India removed 142 alleged terrorists from a blacklist that prevented them from traveling internationally, reports the Hindustan Times.
The 142 people removed from the list include various former Sikh separatists, according to the paper. The wanted persons are believed to be living in Pakistan, the US, Canada, Norway, France and Germany.
Activists from radical Sikh organizations shout slogans in support of Sikh leader Sant Jarnail Singh Bhindranwale and Khalistan, the name for an envisioned independent Sikh state. (NARINDER NANU – AFP/Getty Images).
The Home Ministry decision follows a Delhi High Court instructing it to act on a petition that pleaded that a list of some 169 Sikhs should be reviewed, as the government's refusal to renew their passports has led to "unnecessary harassment" at different airports and embassies across the world, the paper said.
Among those removed from the blacklist is the nephew of Jarnail Singh Bhindranwale–the leader of the Khalistan movement for a separate Sikh state. Bhindranwale's nephew is now chief of International International Sikh Youth Federation (ISYF). The list also includes the heads of the Khalistan Zindabad Force, the Babbar Khalsa International (BKI) and the Khalistan Commando Force (KCF).

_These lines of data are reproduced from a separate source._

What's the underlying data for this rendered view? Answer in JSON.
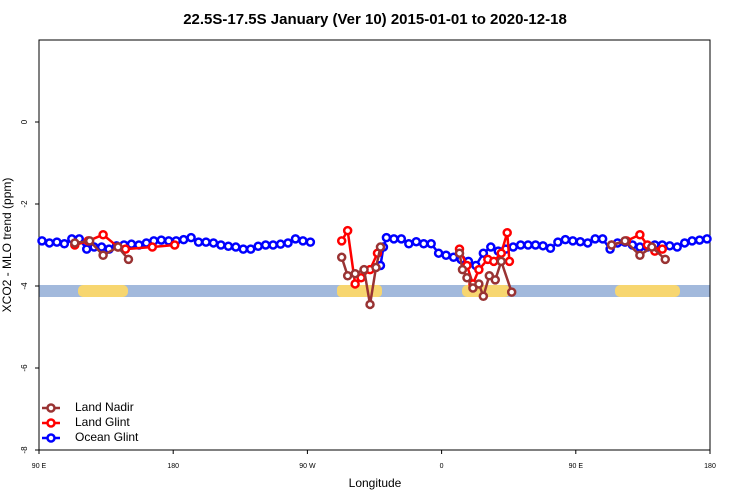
{
  "chart_data": {
    "type": "line",
    "title": "22.5S-17.5S January (Ver 10)   2015-01-01 to 2020-12-18",
    "x_label": "Longitude",
    "y_label": "XCO2 - MLO trend (ppm)",
    "xlim": [
      90,
      540
    ],
    "xticks": [
      {
        "value": 90,
        "label": "90 E"
      },
      {
        "value": 180,
        "label": "180"
      },
      {
        "value": 270,
        "label": "90 W"
      },
      {
        "value": 360,
        "label": "0"
      },
      {
        "value": 450,
        "label": "90 E"
      },
      {
        "value": 540,
        "label": "180"
      }
    ],
    "ylim": [
      -8,
      2
    ],
    "yticks": [
      -8,
      -6,
      -4,
      -2,
      0
    ],
    "legend": "bottom-left",
    "series": [
      {
        "name": "Land Nadir",
        "color": "#993333",
        "x": [
          114,
          124,
          133,
          143,
          150,
          null,
          293,
          297,
          302,
          308,
          312,
          316,
          319,
          null,
          372,
          374,
          377,
          381,
          385,
          388,
          392,
          396,
          400,
          407,
          null,
          474,
          483,
          493,
          501,
          510
        ],
        "values": [
          -2.95,
          -2.9,
          -3.25,
          -3.05,
          -3.35,
          null,
          -3.3,
          -3.75,
          -3.7,
          -3.6,
          -4.45,
          -3.55,
          -3.05,
          null,
          -3.2,
          -3.6,
          -3.8,
          -4.05,
          -3.95,
          -4.25,
          -3.75,
          -3.85,
          -3.4,
          -4.15,
          null,
          -3.0,
          -2.9,
          -3.25,
          -3.05,
          -3.35
        ]
      },
      {
        "name": "Land Glint",
        "color": "#ff0000",
        "x": [
          114,
          123,
          133,
          143,
          148,
          166,
          181,
          null,
          293,
          297,
          302,
          306,
          312,
          317,
          null,
          372,
          377,
          381,
          385,
          391,
          395,
          400,
          404,
          405.5,
          null,
          474,
          484,
          493,
          498,
          503,
          508
        ],
        "values": [
          -3.0,
          -2.9,
          -2.75,
          -3.05,
          -3.1,
          -3.05,
          -3.0,
          null,
          -2.9,
          -2.65,
          -3.95,
          -3.8,
          -3.6,
          -3.2,
          null,
          -3.1,
          -3.5,
          -3.95,
          -3.6,
          -3.35,
          -3.4,
          -3.2,
          -2.7,
          -3.4,
          null,
          -3.0,
          -2.9,
          -2.75,
          -3.0,
          -3.15,
          -3.1
        ]
      },
      {
        "name": "Ocean Glint",
        "color": "#0000ff",
        "x": [
          92,
          97,
          102,
          107,
          112,
          117,
          122,
          127,
          132,
          137,
          142,
          147,
          152,
          157,
          162,
          167,
          172,
          177,
          182,
          187,
          192,
          197,
          202,
          207,
          212,
          217,
          222,
          227,
          232,
          237,
          242,
          247,
          252,
          257,
          262,
          267,
          272,
          null,
          319,
          321,
          323,
          328,
          333,
          338,
          343,
          348,
          353,
          358,
          363,
          368,
          373,
          378,
          383,
          388,
          393,
          398,
          403,
          408,
          413,
          418,
          423,
          428,
          433,
          438,
          443,
          448,
          453,
          458,
          463,
          468,
          473,
          478,
          483,
          488,
          493,
          498,
          503,
          508,
          513,
          518,
          523,
          528,
          533,
          538
        ],
        "values": [
          -2.9,
          -2.95,
          -2.93,
          -2.97,
          -2.85,
          -2.85,
          -3.1,
          -3.05,
          -3.05,
          -3.1,
          -3.02,
          -3.0,
          -2.98,
          -3.0,
          -2.95,
          -2.9,
          -2.88,
          -2.9,
          -2.9,
          -2.87,
          -2.82,
          -2.93,
          -2.93,
          -2.95,
          -3.0,
          -3.03,
          -3.05,
          -3.1,
          -3.1,
          -3.03,
          -3.0,
          -3.0,
          -2.98,
          -2.95,
          -2.85,
          -2.9,
          -2.93,
          null,
          -3.5,
          -3.05,
          -2.82,
          -2.85,
          -2.85,
          -2.97,
          -2.92,
          -2.97,
          -2.97,
          -3.2,
          -3.25,
          -3.3,
          -3.35,
          -3.4,
          -3.5,
          -3.2,
          -3.05,
          -3.15,
          -3.1,
          -3.05,
          -3.0,
          -3.0,
          -3.0,
          -3.02,
          -3.08,
          -2.93,
          -2.87,
          -2.9,
          -2.92,
          -2.95,
          -2.85,
          -2.85,
          -3.1,
          -2.95,
          -2.93,
          -3.0,
          -3.05,
          -3.05,
          -3.0,
          -3.0,
          -3.02,
          -3.05,
          -2.95,
          -2.9,
          -2.88,
          -2.85
        ]
      }
    ]
  }
}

Throughout the 1980s, the Khalistan movement staged sporadic terrorist attacks in Delhi and the Punjab, culminating with Bhindranwale's alleged decision to store weapons and billet troops in the Golden Temple–the Sikh religion's holiest site. Prime Minister Indira Gandhi controversially sent troops to storm the site, which Sikh's claimed resulted in the desecration of the holy shrine. Soon afterward, Gandhi was assassinated by her Sikh bodyguards, triggering systematic and punitive riots in Delhi and across North India in which 2,700 Sikhs were killed, by the government's tally, and as many as 17,000 according to independent sources.
Militants from the Babbar Khalsa International were also suspected to have perpetrated the "Kanishka bombing" of Air India Flight 182 from Montreal to Delhi in 1985, which killed a total of 329 people–most of them Canadian.